Conséquences sur le terrain

La multiplication d’opérateurs induite par la privatisation fragmente les systèmes de soins, rendant ainsi plus difficile une gestion et une planification cohérentes. De nouveaux coûts sont engendrés : frais de fonctionnement, coûts de promotion et de publicité, profit à verser aux propriétaires.

La dynamique commerciale modifie l’allocation des ressources en faveur des besoins solvables au détriment des réels besoins sociaux en matière de santé. Cette dynamique favorise les déserts médicaux (fermetures de services, rationalisations territoriales) et impacte négativement la santé de certaines populations. C’est l’instauration d’une médecine à plusieurs vitesses selon la capacité contributive de l’usager[4].

La marchandisation, et sa vision contractuelle du soin, met en tension les aspirations et les principes des personnels de santé pour qui soigner dignement un être humain est l’objectif premier. Une vision tayloriste du soin met à mal la capacité des personnels soignants à faire preuve d’intelligence, de solidarité et d’initiative face aux situations de soins. Enfin, la marchandisation fait évoluer la relation entre professionnel.le.s et usager/ère.s vers un rapport déshumanisé vide de sens, qui conduit au mal-être au travail pour les professionnel.le.s (dépression, suicides) et aliène l’usager/ère de sa propre santé puisque celle-ci est désormais marchandise et enjeux de relations économiques.

Dans l’entreprise de santé, les conditions de travail se détériorent ; dans sa chasse effrénée aux coûts « superflus », l’entreprise fait pression sur les salaires, les horaires, les avantages sociaux. Cette situation a un impact négatif sur la qualité des soins dispensés.

Pour une démocratie sanitaire, exclure les intérêts commerciaux !

D’un point de vue démocratique, la gestion globale des systèmes de santé ne peut faire l’impasse sur la nécessité de définir collectivement et par la participation citoyenne les objectifs, priorités et besoins en santé : c’est la notion de démocratie sanitaire.

L’analyse et l’expérience de terrain démontrent que les intérêts commerciaux entrent en contradiction avec les intérêts de santé publique. C’est vrai sur un plan pratique de gestion efficiente d’un système de santé, par rapport à la juste allocation des ressources financière mais aussi sur le plan philosophique, culturel et politique tant l’approche marchande de la santé est déshumanisante.

Pour ces raisons, il nous semble essentiel et urgent d’exclure les logiques marchandes et commerciales du domaine de la santé. Ce n’est d’ailleurs pas un hasard si de nombreuses luttes à travers le monde portent cette exigence.

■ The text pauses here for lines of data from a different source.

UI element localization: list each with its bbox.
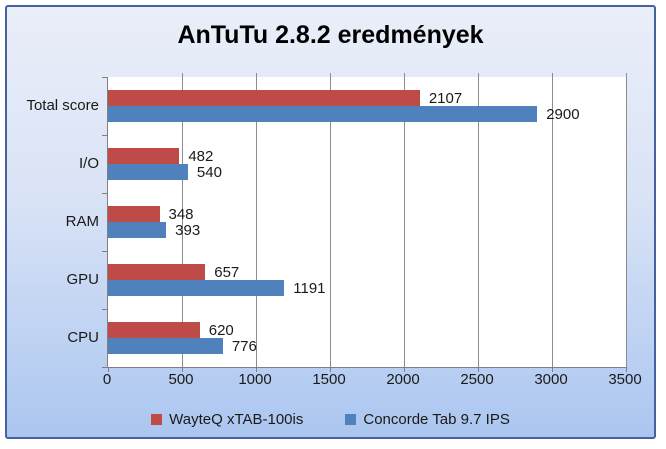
bar [108,106,538,122]
x-tick-label: 2000 [386,371,420,388]
x-tick-label: 500 [168,371,194,388]
y-axis-tick [102,367,108,368]
bar-value-label: 1191 [293,280,326,297]
legend-label: Concorde Tab 9.7 IPS [363,411,510,428]
bar-value-label: 620 [208,322,234,339]
bar [108,264,206,280]
x-axis-tick [551,367,553,372]
x-axis-tick [477,367,479,372]
x-tick-label: 2500 [460,371,494,388]
bar [108,148,180,164]
legend-label: WayteQ xTAB-100is [169,411,304,428]
bar-value-label: 657 [214,264,240,281]
category-label: RAM [65,213,99,230]
bar [108,322,200,338]
x-axis-tick [329,367,331,372]
bar [108,90,420,106]
bar-value-label: 393 [175,222,201,239]
bar [108,338,223,354]
x-tick-label: 3000 [534,371,568,388]
legend: WayteQ xTAB-100is Concorde Tab 9.7 IPS [7,411,654,428]
bar [108,164,188,180]
x-tick-label: 1000 [238,371,272,388]
legend-item: Concorde Tab 9.7 IPS [345,411,510,428]
bar-value-label: 482 [188,148,214,165]
bar [108,222,167,238]
bar-value-label: 776 [231,338,257,355]
gridline [329,73,331,367]
gridline [403,73,405,367]
bar-value-label: 348 [168,206,194,223]
x-axis-tick [181,367,183,372]
chart-frame: AnTuTu 2.8.2 eredmények 2107 2900 482 540 34… [5,5,656,439]
gridline [625,73,627,367]
x-tick-label: 0 [102,371,112,388]
x-axis-tick [625,367,627,372]
gridline [551,73,553,367]
y-axis-tick [102,309,108,310]
y-axis-tick [102,77,108,78]
y-axis-tick [102,251,108,252]
bar [108,280,285,296]
category-label: GPU [66,271,99,288]
bar-value-label: 2900 [546,106,580,123]
x-axis-tick [107,367,109,372]
y-axis-tick [102,135,108,136]
x-axis-tick [403,367,405,372]
legend-swatch-icon [151,414,163,425]
category-label: CPU [67,329,99,346]
x-tick-label: 1500 [312,371,346,388]
y-axis-tick [102,193,108,194]
gridline [181,73,183,367]
x-axis-tick [255,367,257,372]
legend-swatch-icon [345,414,357,425]
bar [108,206,160,222]
chart-title: AnTuTu 2.8.2 eredmények [177,21,484,49]
gridline [255,73,257,367]
category-label: Total score [26,97,99,114]
legend-item: WayteQ xTAB-100is [151,411,303,428]
category-label: I/O [78,155,99,172]
bar-value-label: 2107 [428,90,463,107]
gridline [477,73,479,367]
x-tick-label: 3500 [608,371,642,388]
plot-area: 2107 2900 482 540 348 393 657 1191 620 776 [102,73,627,372]
bar-value-label: 540 [196,164,222,181]
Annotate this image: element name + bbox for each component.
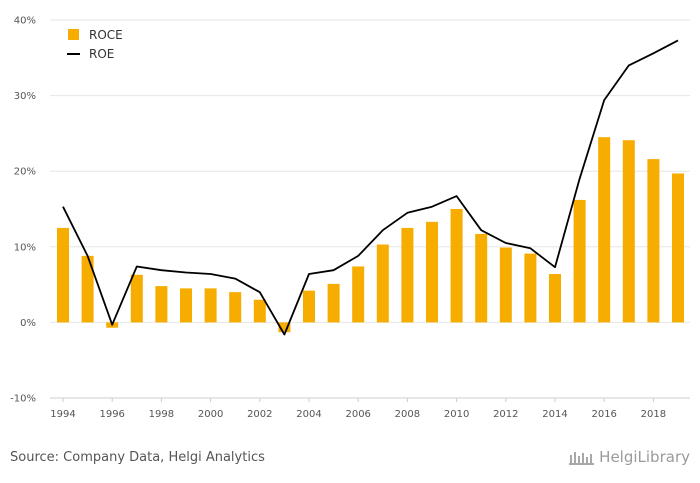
y-tick-label: 10% bbox=[14, 242, 36, 253]
x-tick-label: 2002 bbox=[247, 409, 272, 420]
logo-text: HelgiLibrary bbox=[599, 448, 690, 466]
source-note: Source: Company Data, Helgi Analytics bbox=[10, 450, 265, 465]
roce-bar bbox=[450, 209, 463, 323]
roce-bar bbox=[573, 199, 586, 323]
legend: ROCE ROE bbox=[67, 28, 123, 61]
x-tick-label: 1996 bbox=[99, 409, 124, 420]
roce-bar bbox=[401, 227, 414, 323]
roce-bar bbox=[524, 253, 537, 323]
roce-bar bbox=[81, 255, 94, 323]
helgi-logo-icon bbox=[569, 452, 595, 465]
legend-label-roce: ROCE bbox=[89, 28, 123, 42]
roce-bar bbox=[229, 292, 242, 323]
roce-bar bbox=[622, 140, 635, 323]
helgi-library-logo: HelgiLibrary bbox=[569, 448, 690, 466]
roce-bar bbox=[57, 227, 69, 323]
roce-bar bbox=[204, 288, 217, 323]
roce-bar bbox=[253, 299, 266, 323]
y-tick-label: 20% bbox=[14, 167, 36, 178]
roce-bar bbox=[598, 137, 611, 323]
roce-bar bbox=[499, 247, 512, 323]
roce-bar bbox=[672, 173, 684, 323]
y-tick-label: 30% bbox=[14, 91, 36, 102]
roce-bar bbox=[352, 266, 365, 323]
roce-roe-chart: 40% 30% 20% 10% 0% -10% 1994 1996 1998 2000 2002 20… bbox=[10, 16, 690, 420]
x-tick-label: 2000 bbox=[198, 409, 223, 420]
roce-bar bbox=[426, 221, 438, 323]
roce-bar bbox=[278, 322, 291, 333]
x-tick-label: 1994 bbox=[50, 409, 75, 420]
roce-bar bbox=[647, 159, 660, 323]
roce-bar bbox=[327, 283, 340, 323]
roe-line bbox=[62, 39, 679, 336]
legend-swatch-roce bbox=[68, 29, 79, 40]
y-tick-label: -10% bbox=[10, 394, 36, 405]
x-tick-label: 1998 bbox=[149, 409, 174, 420]
roce-bar bbox=[475, 233, 488, 323]
y-tick-label: 0% bbox=[20, 318, 36, 329]
roce-bar bbox=[549, 274, 561, 323]
x-tick-label: 2012 bbox=[493, 409, 518, 420]
x-tick-label: 2018 bbox=[641, 409, 666, 420]
roce-bar bbox=[130, 274, 143, 323]
x-tick-label: 2008 bbox=[395, 409, 420, 420]
y-tick-label: 40% bbox=[14, 16, 36, 27]
roce-bar bbox=[303, 290, 315, 323]
x-tick-label: 2010 bbox=[444, 409, 469, 420]
legend-label-roe: ROE bbox=[89, 47, 114, 61]
roce-bar bbox=[155, 286, 168, 323]
x-tick-label: 2014 bbox=[542, 409, 567, 420]
roce-bar bbox=[180, 288, 192, 323]
roce-bar bbox=[376, 244, 389, 323]
x-tick-label: 2016 bbox=[591, 409, 616, 420]
x-tick-label: 2006 bbox=[345, 409, 370, 420]
x-tick-label: 2004 bbox=[296, 409, 321, 420]
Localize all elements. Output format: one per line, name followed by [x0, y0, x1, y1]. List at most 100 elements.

Cet article est paru dans une version longue dans la brochure publiée par la Fondation Rosa Luxemburg « The struggle for health : an emancipatory approach in the era of neoliberal globalization » disponible sur https://www.rosalux.eu/en/article/1228.the-struggle-for-health.html

[1]             A. Sengupta, C.Bodini, S.Franco, « The struggle for health: an emancipatory approach in the era of neoliberal globalization”, Rosa Luxemburg Stiftung, 2018, Brussels.

[2]            Le système sanitaire ne contribue qu’à hauteur d’un quart dans la santé des populations. Ce sont les aspects sociaux (revenus, éducation, alimentation, logement) et environnementaux qui déterminent les trois quarts restants.

[3]            Elias Kondilis, « Privatization of healthcare in Europe », 2016, Queen Mary, University of London; https://healthcampaignstogether.com/pdf/Kondilis%20(2016%20Brussels)%20Healthcare%20privatization.pdf

[4]             On dénote aujourd’hui, même dans les systèmes de santé les plus « avancés », de larges parts de la population qui reportent ou renoncent aux soins de santé. Au moins 400 millions de personnes à travers le Monde manquent d’accès à au moins un ou plusieurs services essentiels de santé. Chaque année, 100 millions de personnes sont poussées à la pauvreté et 150 millions de personnes souffrent d’une catastrophe financière à cause de leurs dépenses privées dans les services de santé.